Nachdem die Orks mit der Stadt fertig waren, gab es nur noch einen Ort auf Khorinis der in der Lage war Widerstand zu leisten. Das Kloster der Feuermagier.

War der Feldzug für die Orks, nach der Schlacht im Minental, ein leichtes Spiel gewesen, würden sie sich nun wochenlang die Zähne ausbeißen. Zu Beginn war es ein leichtes für die Feuermagier die einstürmende Infanterie auf der Brücke in lebende Fackeln zu verwandeln. Die meisten schlugen tot auf die Wasseroberfläche und wurden durch die leichte Strömung weggetragen. Der Weg zu Kloster war unpassierbar für größeres Belagerungsgerät, so mussten die Orks sich der Bäume vor Ort bedienen.

Es dauerte eine Ewigkeit, um unter dieser massiven Gegenwehr ein Katapult zu fertigen. Eine Belagerung, dies wollten die Orks von Anfang an vermeiden, nun hatten sie keine andere Option mehr. Tag und Nacht, über Wochen regnete es Steine auf das Kloster. Zum Vorteil gereichte den Orks der Schrein von Isgaroth, welcher alsbald als Steinbruch herhalten musste.

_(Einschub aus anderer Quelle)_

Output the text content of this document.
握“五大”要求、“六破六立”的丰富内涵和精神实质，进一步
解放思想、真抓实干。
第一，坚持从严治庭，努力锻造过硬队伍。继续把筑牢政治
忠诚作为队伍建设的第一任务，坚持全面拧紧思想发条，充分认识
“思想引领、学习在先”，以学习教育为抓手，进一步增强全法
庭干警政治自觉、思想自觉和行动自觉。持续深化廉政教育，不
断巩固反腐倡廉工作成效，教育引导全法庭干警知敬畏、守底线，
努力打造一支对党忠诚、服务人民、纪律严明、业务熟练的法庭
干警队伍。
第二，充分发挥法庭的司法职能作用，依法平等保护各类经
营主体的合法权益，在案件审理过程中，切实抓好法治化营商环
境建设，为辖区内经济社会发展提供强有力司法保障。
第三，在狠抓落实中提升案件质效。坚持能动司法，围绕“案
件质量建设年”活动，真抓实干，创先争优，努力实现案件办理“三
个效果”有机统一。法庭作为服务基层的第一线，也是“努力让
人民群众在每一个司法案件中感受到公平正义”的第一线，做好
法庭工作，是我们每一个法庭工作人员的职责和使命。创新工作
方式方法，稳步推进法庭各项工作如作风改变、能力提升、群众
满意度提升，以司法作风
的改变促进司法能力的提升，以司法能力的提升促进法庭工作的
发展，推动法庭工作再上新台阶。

Die Jungen und die Unerfahren, sie wurden weiter über die Brücke gehetzt. Es galt die Manavorräte der Feuermagier auszudörren. Die letzte Initiative von Seiten der Magier war die Sprengung der Brücke. Es erkaufte ihnen Zeit. Als Hunger, Müdigkeit und Erschöpfung den Grad der Unerträglichkeit erreicht hatten, war es den Orks gelungen die Brücke passbar zu machen.

Dem nun finalen Sturm hatten man nichts mehr entgegenzusetzen. Im Verlauf der Besatzung wurde das Kloster von Verwilderten in Beschlag genommen, da es nach der Plünderung für die Orks keinen Nutzen mehr hatte.

Pyrokar

Wurde von einen Katapultgeschoss der Orks frühzeitig zu Innos beordert. Die Umstände und die Überreste gereichten nicht für eine anständige Beerdigung.

Serpentes

Nachdem die Pioniere der Orks die Klosterbrücke passbar gemacht hatten, zog er sich mit den Überlebenden in den Klosterkeller zurück. Ein Fehler wie sich zeigte, als ein Orkschamane die Kellerdecke zum Einstürzen brachte. Mit der Zeit die ihm blieb, versuchte er einen Ausweg durch das Gestein zu sprengen. Er versagte und so starben alle die mit ihm gefangen waren, als die Luft vollends verbraucht war.

Ulthar

Verschwand während der Klosterbelagerung mit Hilfe eines unbekannten Teleportzaubers. Dominiques Schild und den Heiligen Hammer nahm er dabei gleich mit. Ob dies in Absprache mit dem Hohen Rat geschah oder er auf eigene Rechnung handelte ist ungewiss.

Parlan

Kam auf die Idee, die Brücke des Klosters zu sprengen. Er starb zusammen mit Serpentes und anderen in den Kellergewölben des Klosters.

Innos Kolossalstatue

Wurde als Kriegsbeute von den Orks in die Heimat verschifft. Dieses Meisterwerk ist für die Menschheit und die Kirche Innos auf ewig verloren.

Das Katapult der Klosterbelagerung

Es gilt nicht als gesichert, aber es ist anzunehmen das die Orks das Katapult demontierten und die Bauteile verwendeten um ein Transportgerüst für die Innosstatue zu fertigen.